くうねるところにすむところ_03

 会社からほど近い定食屋は、晩ご飯時というのも相まってそれなりに混み合っていた。携帯を片手に定食を食べる人、豪気に笑いながらお酒をあおる人、様々な声に埋め尽くされているけれど、皆一様にスーツ姿なのはここがオフィス街だからだろう。
 馴染みの店だからか、店員さんは私たちを見るなりそのまま店内の奥まった個室に案内をしてくれた。普段なら予約を取らないと入れないようなスペースだ。
「今日は予約が入っておりませんので」
 なんて笑いながらメニューとお水を差し出す店員さんに私と晃牙君はお礼を伝える。仮にも芸能人を連れているから、人目につかない場所はとても嬉しい。それに会社へ戻る前にご飯を食べているところを同僚に見られる心配も無い。
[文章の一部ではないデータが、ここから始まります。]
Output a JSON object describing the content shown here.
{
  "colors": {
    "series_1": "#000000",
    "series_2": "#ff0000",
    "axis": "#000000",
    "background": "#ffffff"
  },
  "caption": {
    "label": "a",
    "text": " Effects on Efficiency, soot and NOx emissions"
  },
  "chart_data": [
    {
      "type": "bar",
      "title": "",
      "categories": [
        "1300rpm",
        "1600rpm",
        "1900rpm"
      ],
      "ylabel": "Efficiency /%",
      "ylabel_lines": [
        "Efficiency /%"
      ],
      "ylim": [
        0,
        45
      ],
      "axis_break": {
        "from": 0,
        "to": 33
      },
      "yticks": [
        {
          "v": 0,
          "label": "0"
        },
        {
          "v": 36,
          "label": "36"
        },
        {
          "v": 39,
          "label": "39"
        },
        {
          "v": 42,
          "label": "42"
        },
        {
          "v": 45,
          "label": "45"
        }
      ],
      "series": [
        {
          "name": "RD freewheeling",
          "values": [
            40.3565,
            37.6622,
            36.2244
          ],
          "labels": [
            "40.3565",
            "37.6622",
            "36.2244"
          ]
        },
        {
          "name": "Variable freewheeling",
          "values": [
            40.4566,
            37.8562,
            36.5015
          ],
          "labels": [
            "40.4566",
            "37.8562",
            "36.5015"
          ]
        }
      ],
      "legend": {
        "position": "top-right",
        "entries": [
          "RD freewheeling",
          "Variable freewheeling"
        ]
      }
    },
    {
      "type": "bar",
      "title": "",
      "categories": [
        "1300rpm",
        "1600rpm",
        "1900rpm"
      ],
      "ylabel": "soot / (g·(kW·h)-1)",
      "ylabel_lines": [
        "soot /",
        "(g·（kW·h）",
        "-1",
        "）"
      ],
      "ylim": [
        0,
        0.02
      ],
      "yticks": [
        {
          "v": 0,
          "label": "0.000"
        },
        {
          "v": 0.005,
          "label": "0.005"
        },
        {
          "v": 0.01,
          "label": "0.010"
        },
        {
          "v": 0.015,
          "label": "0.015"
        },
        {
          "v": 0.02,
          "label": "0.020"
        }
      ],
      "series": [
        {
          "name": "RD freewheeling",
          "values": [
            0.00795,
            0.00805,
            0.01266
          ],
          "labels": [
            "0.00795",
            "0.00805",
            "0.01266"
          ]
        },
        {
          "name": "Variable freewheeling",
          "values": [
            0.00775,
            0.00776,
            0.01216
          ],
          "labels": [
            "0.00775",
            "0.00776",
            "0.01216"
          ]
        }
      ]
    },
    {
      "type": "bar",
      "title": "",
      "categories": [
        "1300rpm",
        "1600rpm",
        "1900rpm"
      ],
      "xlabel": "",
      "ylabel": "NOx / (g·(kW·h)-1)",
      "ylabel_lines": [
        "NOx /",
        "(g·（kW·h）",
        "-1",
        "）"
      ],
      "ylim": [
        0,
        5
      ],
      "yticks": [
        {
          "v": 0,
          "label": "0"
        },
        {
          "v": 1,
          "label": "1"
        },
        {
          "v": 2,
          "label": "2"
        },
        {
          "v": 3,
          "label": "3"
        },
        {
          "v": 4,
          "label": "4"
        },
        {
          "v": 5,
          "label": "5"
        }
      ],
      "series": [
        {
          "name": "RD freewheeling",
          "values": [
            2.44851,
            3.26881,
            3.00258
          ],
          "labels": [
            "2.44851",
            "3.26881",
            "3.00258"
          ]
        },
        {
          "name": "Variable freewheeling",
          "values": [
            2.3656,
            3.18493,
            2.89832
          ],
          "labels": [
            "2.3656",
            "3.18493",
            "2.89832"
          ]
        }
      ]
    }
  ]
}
 とはいえやはり、アドニスくんが待っている可能性もあるわけで。
 今月のおすすめメニューや、季節によって配置が換わるグランドメニューを開きながらごくりと生唾を飲み込む。晃牙くんは早々に「とんかつだな」なんて肉料理が並ぶグランドメニューのページを開いた。ハンバーグ。ステーキ。とんかつ。唐揚げ。美味しそうな写真と、先ほどから店内を漂う料理のかぐわしい香りが鼻腔をくすぐり唾液が止まらない。
「テメーはなににするんだよ」
「わたしは……」
 今、私の目の前には三つの選択肢がある。ここでご飯を食べてしまうか、はたまた甘味で空腹を誤魔化すか、それとも食べないか。
 欲望に従えばここで晩ご飯を済ませてしまいたい。それでも頭の中で『そうか、食べてきてしまったのか』なんて失望を顔いっぱいに広がらせるアドニスくんの表情が浮かび、どうもこのカードは切りづらい。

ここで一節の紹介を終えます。